The V9 paged loader patches the SwitchGLU forward pass so that on the routing step, the IDs of the top-K experts are computed first, then the weights for any expert not currently in the LRU cache are pulled from the safetensors shard files via standard seek+read calls. Memory-mapped reads were tried and rejected (OUTLIER_MMAP_EXPERTS=1 caused an 8× throughput regression in our 2026-04 testing).

The cache is keyed on (layer, expert_id). At cache_gb=8.0 the LRU holds roughly 240 expert tensors at the model’s 4-bit quantization. Cache hits are free; cache misses pay the disk-read latency, which is why NVMe is mandatory.

How does “what is a paged mixture-of-experts model” connect to specific tiers?

This concept is what makes the Plus tier possible at all. The other six tiers (Nano through Vision) are dense or small-MoE and load entirely into unified memory; only Plus needs the paged loader.

What is the smallest configuration that exercises this concept?
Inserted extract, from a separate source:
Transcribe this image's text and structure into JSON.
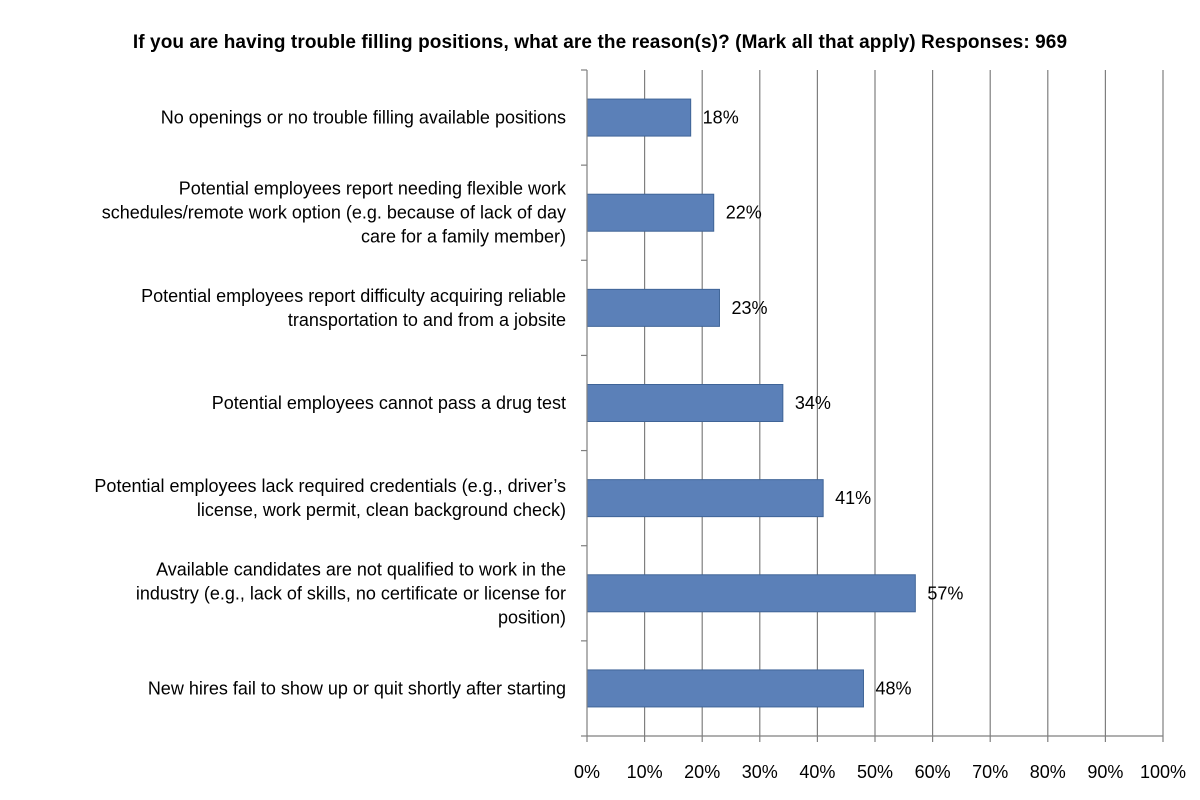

You need a 32 GB or larger Mac plus 209 GB of free disk to load the Plus tier and reproduce the paging behavior. There is no smaller-tier proxy for the routed-expert page-fault path.

One unique number

On Outlier’s Plus tier, K is locked at 20 because a 5-prompt sweep showed K=4 fails coherence (3/5), K=32 regresses speed by 2.5%, and K=48 only adds 1.3% which is within noise.

Download Outlier for Mac

Requires Apple Silicon (M1, M2, M3, or M4) — Intel Macs are not supported. macOS 12+.

Outlier runs entirely on your Mac. No prompts leave the device. macOS 12+ on Apple Silicon (arm64). Apache 2.0 model weights. Back to home.